In April, Germany's central bank, the Bundesbank, was optimistic. Springtime would bring a rapid recovery from the winter blues and an increase in investment, it said. "Business activity expectations for the German economy have recovered quickly and strikingly in the last three months," the Bundesbank wrote in its report.
The bank's optimism, however, may have been a touch premature. German exporters are becoming more pessimistic as the spring progresses. On Thursday, the Association of German Chambers of Commerce and Industry (DIHK) released the results of a survey showing that companies dependent on exports are much less optimistic than a short time ago.
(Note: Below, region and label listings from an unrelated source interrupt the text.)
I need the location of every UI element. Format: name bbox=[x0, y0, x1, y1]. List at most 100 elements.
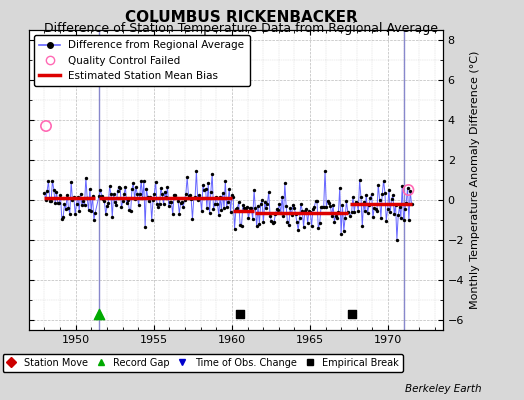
Point bbox=[72, 201, 81, 207]
Text: Berkeley Earth: Berkeley Earth bbox=[406, 384, 482, 394]
Point bbox=[275, 201, 283, 207]
Point bbox=[42, 123, 50, 129]
Point bbox=[353, 200, 361, 207]
Point bbox=[146, 194, 155, 200]
Point bbox=[169, 211, 177, 217]
Point bbox=[188, 216, 196, 222]
Point bbox=[279, 213, 288, 219]
Point bbox=[242, 205, 250, 212]
Point bbox=[333, 215, 341, 222]
Point bbox=[396, 204, 404, 210]
Point bbox=[161, 189, 169, 196]
Point bbox=[157, 185, 165, 191]
Point bbox=[318, 204, 326, 210]
Point bbox=[321, 168, 329, 174]
Point bbox=[166, 198, 174, 205]
Point bbox=[221, 178, 230, 184]
Point bbox=[305, 208, 313, 214]
Point bbox=[124, 197, 132, 203]
Point bbox=[196, 195, 204, 202]
Point bbox=[55, 200, 63, 206]
Point bbox=[208, 171, 216, 177]
Point bbox=[59, 214, 68, 220]
Point bbox=[379, 178, 388, 184]
Point bbox=[40, 189, 49, 196]
Point bbox=[115, 184, 123, 190]
Point bbox=[206, 188, 215, 195]
Point bbox=[262, 205, 270, 212]
Point bbox=[68, 197, 77, 204]
Point bbox=[179, 204, 188, 210]
Point bbox=[142, 186, 150, 192]
Point bbox=[243, 204, 252, 210]
Point bbox=[294, 226, 302, 233]
Point bbox=[281, 180, 289, 186]
Point bbox=[116, 184, 124, 191]
Point bbox=[303, 220, 312, 226]
Point bbox=[270, 219, 278, 225]
Point bbox=[102, 211, 110, 218]
Point bbox=[244, 215, 253, 222]
Point bbox=[313, 198, 321, 205]
Point bbox=[390, 211, 398, 217]
Point bbox=[201, 186, 210, 192]
Point bbox=[272, 206, 281, 212]
Point bbox=[323, 197, 332, 204]
Point bbox=[361, 208, 369, 214]
Point bbox=[403, 185, 412, 191]
Point bbox=[401, 206, 409, 212]
Point bbox=[58, 216, 66, 222]
Point bbox=[357, 194, 365, 200]
Point bbox=[74, 194, 82, 200]
Point bbox=[259, 219, 268, 225]
Point bbox=[78, 202, 86, 208]
Point bbox=[266, 212, 274, 219]
Point bbox=[223, 204, 231, 210]
Point bbox=[407, 201, 416, 207]
Point bbox=[130, 196, 139, 202]
Point bbox=[235, 311, 244, 317]
Point bbox=[41, 196, 50, 203]
Point bbox=[239, 202, 247, 208]
Point bbox=[175, 210, 183, 217]
Point bbox=[228, 192, 236, 199]
Point bbox=[293, 219, 301, 226]
Point bbox=[372, 206, 380, 212]
Point bbox=[236, 222, 244, 228]
Point bbox=[354, 208, 363, 214]
Point bbox=[203, 205, 211, 211]
Point bbox=[309, 206, 317, 212]
Point bbox=[308, 222, 316, 229]
Point bbox=[77, 191, 85, 197]
Point bbox=[52, 189, 61, 195]
Point bbox=[113, 188, 122, 194]
Point bbox=[51, 200, 59, 206]
Point bbox=[96, 187, 105, 193]
Point bbox=[199, 182, 207, 189]
Point bbox=[191, 194, 199, 200]
Point bbox=[64, 205, 73, 211]
Point bbox=[263, 201, 271, 207]
Point bbox=[141, 224, 149, 230]
Point bbox=[118, 198, 127, 205]
Point bbox=[253, 223, 261, 229]
Point bbox=[398, 183, 407, 189]
Point bbox=[150, 191, 159, 197]
Point bbox=[125, 207, 134, 213]
Point bbox=[183, 174, 191, 180]
Point bbox=[402, 199, 410, 206]
Point bbox=[204, 179, 212, 186]
Point bbox=[200, 186, 209, 193]
Point bbox=[195, 192, 203, 198]
Point bbox=[265, 189, 273, 195]
Point bbox=[75, 208, 83, 214]
Point bbox=[111, 199, 119, 206]
Point bbox=[182, 190, 190, 197]
Point bbox=[126, 208, 135, 214]
Point bbox=[370, 204, 378, 211]
Point bbox=[291, 211, 300, 217]
Point bbox=[326, 203, 334, 209]
Point bbox=[103, 203, 111, 209]
Point bbox=[358, 223, 366, 230]
Point bbox=[283, 219, 292, 226]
While 30 percent still expect overseas turnover to rise, one in eight believe it will fall.
"Exports are likely to develop less dynamically in the coming months," the DIHK writes in the report, which is based on survey of 25,000 companies.
The new report comes at a time when many are forecasting an extended period of stagnation for the euro-zone economy. Last week, the European Union statistics office released growth numbers for the first quarter of this year indicating that nine of 17 member-states of the common currency zone are now in recession, with the zone as a whole shrinking by 0.2 percent in the first three months of this year. Germany's economy, while showing growth, is hardy robust, expanding by a mere 0.1 percent from January to March. With several bloc economies mired in debt and economy malaise, the future is murky.
'Dangers of Half-Measures'
Mark Carney, outgoing Bank of Canada governor, who is heading across the Atlantic to become head of the Bank of England on July 1, became the latest Cassandra earlier this week. In his final speech as Canadian central bank chief, Carney said of Europe: "Deep challenges persist in its financial system. Without sustained and significant reforms, a decade of stagnation threatens." He added that: "Europe can draw lessons from Japan on the dangers of half measures."
The DIHK on Thursday also lowered its own expectations for German economic growth, sinking its prognoses for the entire year from 0.7 percent to a paltry 0.3 percent. "The German recovery has been postponed," said DIHK head Martin Wansleben in Berlin. In addition to concern about exports, Wansleben also noted the unusually cold late-winter weather in March.
Some 41 percent of German companies that took part in the survey said that weak foreign demand was the primary risk facing their businesses. "The uncertainty hasn't been this great since 2010," the DIHK said.